Widenius Warns Against MySQL Falling Into Oracle's Hands
jamie sends in a blog post from MySQL co-founder Monty Widenius calling for help to "save MySQL from Oracle's clutches." While the US DoJ approved Oracle's purchase of Sun back in August, the European Commission has been less forthcoming. Widenius points out that Oracle has been using their customers to put pressure on the EC, and he questions Oracle's commitment to MySQL, saying their vague promises aren't good enough. He writes:
"Oracle has NOT promised (as far as I know and certainly not in a legally binding manner): To keep (all of) MySQL under an open source license; Not to add closed source parts, modules or required tools; To not raise MySQL license or MySQL support prices; To release new MySQL versions in a regular and timely manner; To continue with dual licensing and always provide affordable commercial licenses to MySQL to those who needs them (to storage vendors and application vendors) or provide MySQL under a more permissive license; To develop MySQL as an Open Source project; To actively work with the community; Apply submitted patches in a timely manner; To not discriminate patches that make MySQL compete more with Oracle's other products; To ensure that MySQL is improved also in manners that make it compete even more with Oracle's main offering."

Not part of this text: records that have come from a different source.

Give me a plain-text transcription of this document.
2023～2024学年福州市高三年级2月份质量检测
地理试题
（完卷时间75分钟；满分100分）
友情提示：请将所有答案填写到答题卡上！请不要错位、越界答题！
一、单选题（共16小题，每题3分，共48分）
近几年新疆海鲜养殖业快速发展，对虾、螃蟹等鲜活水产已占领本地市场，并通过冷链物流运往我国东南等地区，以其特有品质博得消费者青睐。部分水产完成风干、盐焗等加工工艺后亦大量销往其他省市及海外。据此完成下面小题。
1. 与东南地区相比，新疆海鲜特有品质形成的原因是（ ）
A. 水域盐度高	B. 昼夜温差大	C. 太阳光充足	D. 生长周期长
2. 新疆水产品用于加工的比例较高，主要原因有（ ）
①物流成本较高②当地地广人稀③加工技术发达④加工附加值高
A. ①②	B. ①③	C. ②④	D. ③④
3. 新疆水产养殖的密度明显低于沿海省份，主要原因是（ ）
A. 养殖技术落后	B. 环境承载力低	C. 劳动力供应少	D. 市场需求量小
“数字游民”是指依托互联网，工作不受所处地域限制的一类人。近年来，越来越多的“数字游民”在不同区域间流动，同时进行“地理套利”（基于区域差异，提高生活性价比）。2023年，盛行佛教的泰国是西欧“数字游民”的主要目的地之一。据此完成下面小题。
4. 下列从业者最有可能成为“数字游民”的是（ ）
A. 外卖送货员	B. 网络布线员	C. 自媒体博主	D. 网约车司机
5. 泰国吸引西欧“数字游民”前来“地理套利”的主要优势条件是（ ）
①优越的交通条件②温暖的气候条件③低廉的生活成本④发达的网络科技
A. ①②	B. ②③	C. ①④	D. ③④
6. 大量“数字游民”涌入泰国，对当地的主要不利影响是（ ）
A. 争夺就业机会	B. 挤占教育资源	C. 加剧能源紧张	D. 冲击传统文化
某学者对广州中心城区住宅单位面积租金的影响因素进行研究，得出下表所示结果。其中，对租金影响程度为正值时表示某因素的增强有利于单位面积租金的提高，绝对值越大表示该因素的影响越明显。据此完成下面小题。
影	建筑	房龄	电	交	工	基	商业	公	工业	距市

Old-timers never pronounced it "squeal" or "sequel" - that's a give-away that you're either a newbie or you come from a Microsoft background. Real old-timers pronounce it "ess queue ell".
Just saying ...
I don't work for Oracle, and I would like to see other databases to get into the same league inf every material respect. Take Oracle RAC (formerly Oracle Parallel Server) for example, Oracle's shared everything database clustering technology. There are no open source equivalents. MS SQL, PostgreSQL, and MySQL don't have anything like it. Apparently IBM DB2 does, but only in the mainframe editions.
There are often things that can be done to work around these limitations (replication works in some cases, for example), it is just a question of cost effectiveness. There is no reason to buy Oracle just because it is "Oracle". Only if it does what you need better than the alternatives. For many businesses that is the case. Oracle doesn't dominate the business because of FUD. It dominates due to true technical superiority. A business would be positively stupid to pay a large premium for a database that doesn't have any real superiority to much less expensive (if not free) alternatives. That is one of the reasons why it would be great if the alternatives caught up. Transparent clustering for PostgreSQL would be outstanding.
I *can* use PostgreSQL to do everything I could with Oracle 7 back in the early 90s. That is saying something (MySQL doesn't come close). A lot of people don't need much of what Oracle has added since then. If that is the case, there is a great case to be made for using something else. It is certainly a lot less expensive.